BI24_2010/2020_DALLA REGIONE PIEMONTE/2. Canalis, Pd: “Basta propaganda, in Piemonte il 74% degli affidi a parenti o col consenso dei genitori”

Basta propaganda”, invoca la consigliera regionale e vice segretaria del Pd Piemonte Monica Canalis. “Da più di tre anni gli Assessori regionali Caucino e Marrone spargono menzogne e strumentalizzano le sofferenze dei bambini e delle loro famiglie. Adesso intervenga il Presidente Cirio per fermare il continuo attacco ai servizi sociali, alle famiglie affidatarie e alle autorità giudiziarie. Si ripristini il rispetto nei confronti del lavoro degli operatori, della generosità del volontariato e della professionalità della magistratura. In Piemonte la qualità dei servizi sociali, sanitari, educativi e giudiziari è di prim’ordine e quello che servirebbe non è un clima di discredito, ma un deciso incremento dei fondi per le assunzioni, per la psicologia delle Asl e la neuro psichiatria infantile e per i progetti di accompagnamento alle famiglie, oltre ad una maggiore omogeneità territoriale ed integrazione tra comparto sociale, educativo e sanitario. Se non si interviene in questa direzione gli allontanamenti rischiano di essere non eccessivi, ma piuttosto tardivi.
I dati aggiornati al 31.12.2021 smentiscono la tesi della destra secondo cui in Piemonte ci sarebbe un numero eccessivo di allontanamenti dalla famiglia d’origine, per di più fatti con troppa facilità e per ragioni esclusivamente economiche. Gli allontanamenti in Piemonte riguardano fortunatamente una porzione molto piccola della popolazione minorile della regione, circa lo 0,23% (2020) e 0,24% (2021). Tra i minori in difficoltà il 98% viene seguito in famiglia o nella cerchia parentale. A differenza del trend nazionale che vede la ripresa degli inserimenti in struttura (che superano gli affidi familiari), in Piemonte continua a prevalere l’accoglienza in famiglia affidataria (56%).
Sui 623.114 minori residenti in Piemonte a fine dicembre, erano circa 53.000 quelli seguiti in famiglia e 2.484 quelli seguiti fuori dalla famiglia d’origine (Fonte Direzione Coesione Sociale della Regione). Tra questi ultimi, 1.399 erano in famiglia affidataria (808 in affido etero familiare e 591 in affido intra familiare, cioè presso parenti) e 1.085 in comunità residenziale (1.027 in Piemonte e 58 fuori Regione): 514 erano i Minori stranieri non accompagnati (quindi non allontanati con provvedimento giudiziario); 512 i minori in comunità mamma-bambino; 287 gli affidi consensuali cioè avvenuti col consenso dei genitori; 1.112 gli affidi giudiziali; Il 74% degli affidi avviene all’interno della famiglia o con il consenso dei genitori.

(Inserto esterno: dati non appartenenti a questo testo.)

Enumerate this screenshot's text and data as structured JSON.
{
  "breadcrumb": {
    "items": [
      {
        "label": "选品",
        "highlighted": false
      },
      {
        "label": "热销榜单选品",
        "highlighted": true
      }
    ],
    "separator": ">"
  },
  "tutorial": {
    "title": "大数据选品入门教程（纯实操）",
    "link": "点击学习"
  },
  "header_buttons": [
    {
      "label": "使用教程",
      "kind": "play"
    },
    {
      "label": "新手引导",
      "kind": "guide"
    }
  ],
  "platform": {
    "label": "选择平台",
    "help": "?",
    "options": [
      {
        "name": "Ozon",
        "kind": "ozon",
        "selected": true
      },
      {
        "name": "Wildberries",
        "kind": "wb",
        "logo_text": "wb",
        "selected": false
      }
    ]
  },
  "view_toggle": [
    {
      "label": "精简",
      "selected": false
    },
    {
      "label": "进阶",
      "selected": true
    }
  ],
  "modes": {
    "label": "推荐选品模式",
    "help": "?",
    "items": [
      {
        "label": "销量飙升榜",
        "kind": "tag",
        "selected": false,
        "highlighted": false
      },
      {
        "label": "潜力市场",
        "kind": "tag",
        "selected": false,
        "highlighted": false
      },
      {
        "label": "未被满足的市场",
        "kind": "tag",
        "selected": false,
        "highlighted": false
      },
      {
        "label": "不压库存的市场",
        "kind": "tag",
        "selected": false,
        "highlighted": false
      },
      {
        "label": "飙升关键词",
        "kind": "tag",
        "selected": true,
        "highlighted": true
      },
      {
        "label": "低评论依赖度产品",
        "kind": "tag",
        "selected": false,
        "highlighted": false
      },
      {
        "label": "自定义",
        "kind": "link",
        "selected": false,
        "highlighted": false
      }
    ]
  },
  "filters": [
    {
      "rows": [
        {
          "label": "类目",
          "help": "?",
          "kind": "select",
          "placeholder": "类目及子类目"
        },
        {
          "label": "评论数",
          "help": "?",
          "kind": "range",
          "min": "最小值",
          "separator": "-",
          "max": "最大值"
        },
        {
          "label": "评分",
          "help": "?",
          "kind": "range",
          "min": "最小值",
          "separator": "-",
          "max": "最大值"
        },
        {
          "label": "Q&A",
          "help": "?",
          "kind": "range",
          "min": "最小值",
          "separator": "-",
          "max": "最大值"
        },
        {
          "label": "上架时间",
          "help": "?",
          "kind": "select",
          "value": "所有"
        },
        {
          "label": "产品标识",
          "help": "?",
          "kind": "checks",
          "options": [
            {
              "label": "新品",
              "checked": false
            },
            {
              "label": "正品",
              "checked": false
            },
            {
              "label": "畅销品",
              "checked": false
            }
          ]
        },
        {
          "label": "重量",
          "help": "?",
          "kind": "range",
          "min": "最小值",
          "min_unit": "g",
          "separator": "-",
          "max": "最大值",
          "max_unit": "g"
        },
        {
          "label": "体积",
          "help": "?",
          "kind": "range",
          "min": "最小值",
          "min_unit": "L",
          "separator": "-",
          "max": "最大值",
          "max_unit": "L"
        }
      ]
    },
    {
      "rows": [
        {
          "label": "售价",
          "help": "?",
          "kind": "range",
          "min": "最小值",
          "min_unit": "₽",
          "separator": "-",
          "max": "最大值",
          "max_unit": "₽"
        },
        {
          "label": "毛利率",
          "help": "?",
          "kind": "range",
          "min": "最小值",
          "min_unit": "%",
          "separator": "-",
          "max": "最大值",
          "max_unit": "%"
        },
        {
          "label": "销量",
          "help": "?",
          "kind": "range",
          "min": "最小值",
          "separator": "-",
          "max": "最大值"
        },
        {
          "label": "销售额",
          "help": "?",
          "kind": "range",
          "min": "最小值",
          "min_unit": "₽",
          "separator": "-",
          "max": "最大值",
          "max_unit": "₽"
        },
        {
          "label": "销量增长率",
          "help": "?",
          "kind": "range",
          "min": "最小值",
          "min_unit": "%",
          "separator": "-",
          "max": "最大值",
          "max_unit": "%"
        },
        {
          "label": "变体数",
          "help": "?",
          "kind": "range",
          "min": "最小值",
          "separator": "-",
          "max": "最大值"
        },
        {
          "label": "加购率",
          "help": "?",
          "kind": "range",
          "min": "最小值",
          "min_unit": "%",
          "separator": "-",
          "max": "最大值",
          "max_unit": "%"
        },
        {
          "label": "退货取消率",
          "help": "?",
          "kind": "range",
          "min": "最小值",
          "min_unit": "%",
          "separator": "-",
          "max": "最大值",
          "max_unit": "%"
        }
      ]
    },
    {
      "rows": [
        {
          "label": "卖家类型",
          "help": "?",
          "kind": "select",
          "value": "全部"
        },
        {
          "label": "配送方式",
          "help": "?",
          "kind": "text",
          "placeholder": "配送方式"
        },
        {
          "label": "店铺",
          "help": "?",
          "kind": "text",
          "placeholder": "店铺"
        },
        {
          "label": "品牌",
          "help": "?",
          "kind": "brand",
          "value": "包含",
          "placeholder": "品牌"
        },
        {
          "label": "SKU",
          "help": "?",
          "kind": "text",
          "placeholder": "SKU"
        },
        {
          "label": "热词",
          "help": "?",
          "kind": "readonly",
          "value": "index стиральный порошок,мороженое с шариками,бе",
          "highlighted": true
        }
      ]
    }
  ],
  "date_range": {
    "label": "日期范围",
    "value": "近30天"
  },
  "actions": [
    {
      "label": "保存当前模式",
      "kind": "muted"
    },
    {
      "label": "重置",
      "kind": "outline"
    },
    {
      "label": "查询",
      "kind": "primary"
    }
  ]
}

Caucino e Marrone vorrebbero impedire anche questi affidi? Ricordiamo che il Ddl Allontanamento zero non mette nel bilancio regionale un euro in più per la tutela dei minori, è pieno di prescrizioni non attuabili, con l’imposizione di un Pef (Piano educativo Familiare) molto rigido e non soggettivo, che porterebbe in alcuni casi ad un ritardo negli interventi, con effetti molto gravi sul benessere dei minori, ed è fondato su convinzioni che ci portano indietro di almeno cinquant’anni nel dibattito culturale sulla tutela dei minori (prevalenza dei legami di sangue, prevalenza del diritto dell’adulto su quello del minore, attacco all’istituto dell’affido). Per non parlare del sostegno al provvedimento dato da realtà come Scientology, a fronte della ferma contrarietà di ordini professionali, sindacati, consorzi socio assistenziali, docenti universitari, associazioni, 45 comuni e città metropolitana di Torino. Dietro i numeri ci sono i volti di bambini che soffrono. Il disagio minorile esiste, non va ignorato nè liquidato con l’offerta di un contributo economico. Occorrono più servizi a servizio delle famiglie e occorre il ritiro del Ddl Allontanamento zero.